I know I am a bit uptight about stuff. But just getting through the days is so complicated without the addition of other people's plans, especially when those plans always collapse when the friend involves their mother who has an agenda of their own.

Some days I feel like my head will explode trying to hold all the information that I need to make it work. And I've hardly started yet. The little ones are still accompanied at all times. Heaven help me when they start texting!

Thursday 1 April 2010

THE PACE OF CHANGE

People don't like change. They are suspicious of it. It worries, even frightens them. And so they kick against it. They fight shy, seeking to preserve what they know, to maintain the status quo even if that, in itself, isn't that great.

When I was working in a corporate environment, we had a Director of Change whose sole job it was to talk people into working in a different way, embracing new ideas and technologies to make us work smarter and more efficiently. It was a thankless task. From the dinosaur partners to the fresh faced trainees, everyone liked the way they worked. It worked for them and that was enough. Who cared if there were a better way to go about things? They didn't have time to stop and take something new on board. There was work to be done.

I don't mind change. I don't mean change for change's sake and I do often use the old adage "If it ain't broke don't fix it". But I like to think my first reaction is not just "NO". I had a lot of change as a child. Moving around the country as often as we did meant that I was regularly having to adapt to new places and people. We settled. We moved on. That was life. And I liked it.

So now, I am finding the whole issue of change increasingly frustrating. On the one hand the government (and I mean any of them not just the current one) seems to like to try out new ideas on the public. The thinking appears to be that if we change enough things, we are bound to get something right eventually. They make ill conceived plans based on reports designed to make headlines from career blazing juniors . The change is trumpeted, pushed through and then those responsible move on, leaving the rest of us with systems which are often mere shadows of what they replaced.
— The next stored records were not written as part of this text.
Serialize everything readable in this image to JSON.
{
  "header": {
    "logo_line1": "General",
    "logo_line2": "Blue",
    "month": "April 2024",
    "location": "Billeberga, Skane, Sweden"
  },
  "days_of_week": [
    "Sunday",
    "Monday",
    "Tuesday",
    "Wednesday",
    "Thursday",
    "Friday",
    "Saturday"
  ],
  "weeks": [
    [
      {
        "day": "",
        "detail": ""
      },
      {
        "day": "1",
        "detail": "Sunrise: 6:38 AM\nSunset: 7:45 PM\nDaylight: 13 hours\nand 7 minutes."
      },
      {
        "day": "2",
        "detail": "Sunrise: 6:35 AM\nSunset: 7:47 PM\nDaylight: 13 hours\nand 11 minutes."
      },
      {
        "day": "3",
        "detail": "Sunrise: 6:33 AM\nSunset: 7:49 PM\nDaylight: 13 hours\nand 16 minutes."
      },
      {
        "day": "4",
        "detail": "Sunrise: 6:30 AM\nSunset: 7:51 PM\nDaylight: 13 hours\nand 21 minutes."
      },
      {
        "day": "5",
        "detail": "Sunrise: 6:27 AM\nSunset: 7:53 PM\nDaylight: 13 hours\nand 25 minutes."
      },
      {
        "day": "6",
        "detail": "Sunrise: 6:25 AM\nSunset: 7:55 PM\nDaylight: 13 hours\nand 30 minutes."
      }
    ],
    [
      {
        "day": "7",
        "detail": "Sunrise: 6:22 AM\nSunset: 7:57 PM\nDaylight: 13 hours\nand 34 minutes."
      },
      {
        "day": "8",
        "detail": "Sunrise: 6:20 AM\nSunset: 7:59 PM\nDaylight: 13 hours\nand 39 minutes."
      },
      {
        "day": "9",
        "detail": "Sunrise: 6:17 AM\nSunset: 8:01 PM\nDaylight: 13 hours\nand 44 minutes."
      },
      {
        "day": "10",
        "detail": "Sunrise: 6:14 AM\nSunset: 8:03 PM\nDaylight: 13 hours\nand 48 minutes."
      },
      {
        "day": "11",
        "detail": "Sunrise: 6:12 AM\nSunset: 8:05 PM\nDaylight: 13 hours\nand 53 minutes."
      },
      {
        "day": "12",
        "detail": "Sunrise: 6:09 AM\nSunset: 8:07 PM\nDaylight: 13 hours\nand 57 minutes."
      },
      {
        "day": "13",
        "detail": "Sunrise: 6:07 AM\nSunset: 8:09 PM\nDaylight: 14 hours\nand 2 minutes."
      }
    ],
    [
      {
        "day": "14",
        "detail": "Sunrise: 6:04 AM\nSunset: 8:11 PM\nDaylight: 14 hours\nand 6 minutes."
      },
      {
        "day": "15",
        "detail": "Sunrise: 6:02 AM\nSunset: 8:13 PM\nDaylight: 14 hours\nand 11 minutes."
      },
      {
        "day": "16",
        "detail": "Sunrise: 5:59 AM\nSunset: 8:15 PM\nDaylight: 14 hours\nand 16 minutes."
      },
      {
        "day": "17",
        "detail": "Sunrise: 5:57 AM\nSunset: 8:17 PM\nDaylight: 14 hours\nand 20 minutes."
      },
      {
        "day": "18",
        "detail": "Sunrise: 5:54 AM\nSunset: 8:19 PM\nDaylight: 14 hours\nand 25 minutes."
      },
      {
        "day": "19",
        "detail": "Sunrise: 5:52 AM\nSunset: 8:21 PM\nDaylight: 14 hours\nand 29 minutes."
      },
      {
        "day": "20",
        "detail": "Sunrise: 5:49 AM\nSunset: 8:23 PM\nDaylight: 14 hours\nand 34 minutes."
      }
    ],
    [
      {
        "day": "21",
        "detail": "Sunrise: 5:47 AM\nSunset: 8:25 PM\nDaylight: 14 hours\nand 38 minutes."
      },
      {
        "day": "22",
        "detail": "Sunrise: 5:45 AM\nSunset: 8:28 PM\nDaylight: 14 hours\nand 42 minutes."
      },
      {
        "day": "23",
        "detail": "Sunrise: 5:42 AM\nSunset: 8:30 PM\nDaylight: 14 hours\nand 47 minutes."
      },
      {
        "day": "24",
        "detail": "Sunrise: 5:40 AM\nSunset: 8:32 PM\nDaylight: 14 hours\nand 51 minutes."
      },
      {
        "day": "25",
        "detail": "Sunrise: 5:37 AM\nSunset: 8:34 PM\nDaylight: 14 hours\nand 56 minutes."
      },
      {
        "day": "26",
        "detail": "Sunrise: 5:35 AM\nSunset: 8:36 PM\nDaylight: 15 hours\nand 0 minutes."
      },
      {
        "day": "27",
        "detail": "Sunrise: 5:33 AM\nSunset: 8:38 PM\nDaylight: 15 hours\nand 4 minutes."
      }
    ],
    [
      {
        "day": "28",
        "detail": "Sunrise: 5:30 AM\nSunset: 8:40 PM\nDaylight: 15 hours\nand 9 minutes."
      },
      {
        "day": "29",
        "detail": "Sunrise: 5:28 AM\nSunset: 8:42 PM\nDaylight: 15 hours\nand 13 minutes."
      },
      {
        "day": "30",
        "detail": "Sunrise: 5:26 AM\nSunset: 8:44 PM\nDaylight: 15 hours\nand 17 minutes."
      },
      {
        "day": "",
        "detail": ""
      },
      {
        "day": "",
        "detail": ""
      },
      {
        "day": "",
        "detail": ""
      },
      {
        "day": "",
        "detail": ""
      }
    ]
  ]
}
But then, equally as irritating are those people whose default setting seems to be no without giving what has been mooted a fair crack at the whip. Ilkley is a white, middle class, middle aged town. I fit in perfectly. You can imagine how well change goes down here. The local rag is full of stories and letters about its residents getting hot under the collar over one issue or another. I am sure they all have laudable motives and believe firmly in what it is that they seek to protect. But I sometimes wish that people would just step back and think things through. Often change is a necessary evil to achieve some other, more desirable end. And with the speed at which the world is developing if we are not very careful we will be left behind so that there is nothing left for the future generations to get aerated about.

Not all change is bad. If we took that on board, we could spend more time focused on how to move forward effectively and less time fighting over what is old but not necessarily worth fighting for.